Licenza edilizia in sanatoria per la costruzione con elementi prefabbricati di una giostra coperta per cavalli

15 gennaio 2009Italiano14 min

Source ti.ch

Fatti

A. Il 22 marzo

2007 RI 1 ha inoltrato al municipio di Sementina una domanda di costruzione a

posteriori per la posa a secco di alcuni elementi prefabbricati, necessari alla

costruzione di una giostra coperta per cavalli sul mappale n. 500 di quel

comune, situato fuori dalla zona edificabile.

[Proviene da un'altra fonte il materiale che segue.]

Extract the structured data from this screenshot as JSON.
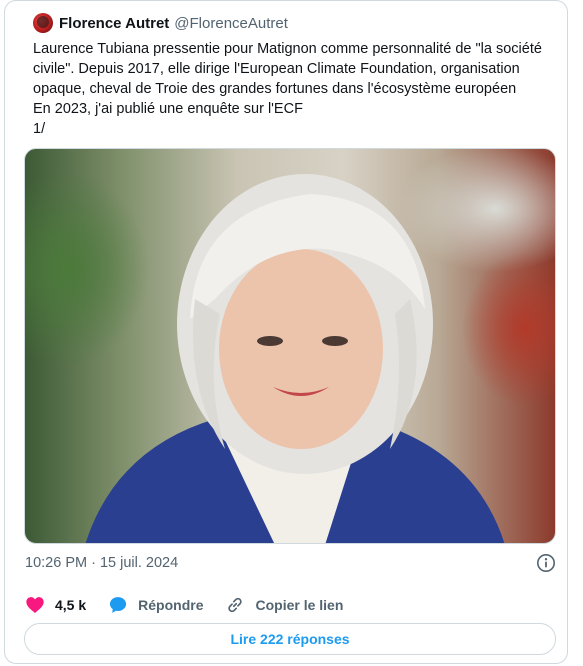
{
  "author": {
    "name": "Florence Autret",
    "handle": "@FlorenceAutret"
  },
  "tweet": {
    "lines": [
      "Laurence Tubiana pressentie pour Matignon comme personnalité de \"la société",
      "civile\". Depuis 2017, elle dirige l'European Climate Foundation, organisation",
      "opaque, cheval de Troie des grandes fortunes dans l'écosystème européen",
      "En 2023, j'ai publié une enquête sur l'ECF",
      "1/"
    ]
  },
  "meta": {
    "timestamp": "10:26 PM · 15 juil. 2024"
  },
  "actions": {
    "likes": "4,5 k",
    "reply_label": "Répondre",
    "copy_label": "Copier le lien"
  },
  "replies_button": "Lire 222 réponses",
  "icons": {
    "like": "heart-icon",
    "reply": "speech-bubble-icon",
    "copy": "link-icon",
    "info": "info-icon"
  },
  "colors": {
    "like": "#f91880",
    "reply": "#1d9bf0",
    "link": "#1d9bf0",
    "muted": "#536471",
    "border": "#cfd9de"
  }
}
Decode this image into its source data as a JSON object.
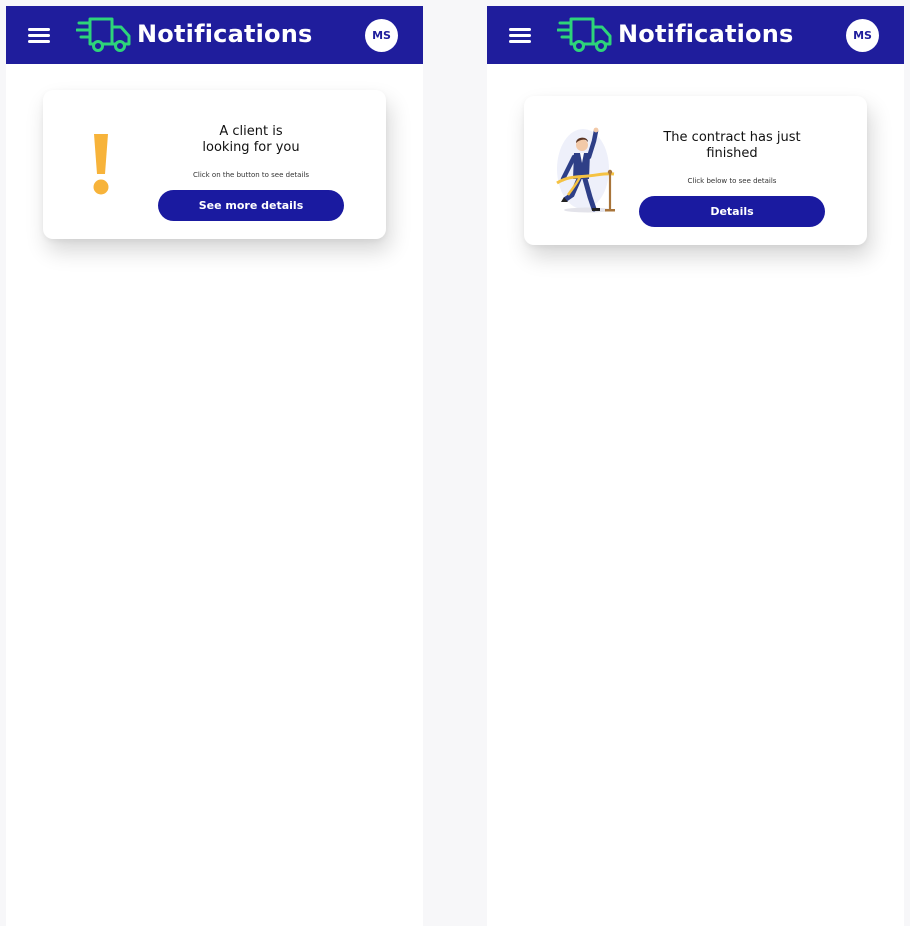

Alla domanda si è opposto il Dipartimento

del territorio, ritenendo che un simile impianto fosse in contrasto con i

criteri pianificatori applicabili in materia di utilizzazione dei sedimi

situati fuori dalle zone edificabili.

Un'opposizione è pure stata inoltrata da CO 1, proprietario di un fondo contermine.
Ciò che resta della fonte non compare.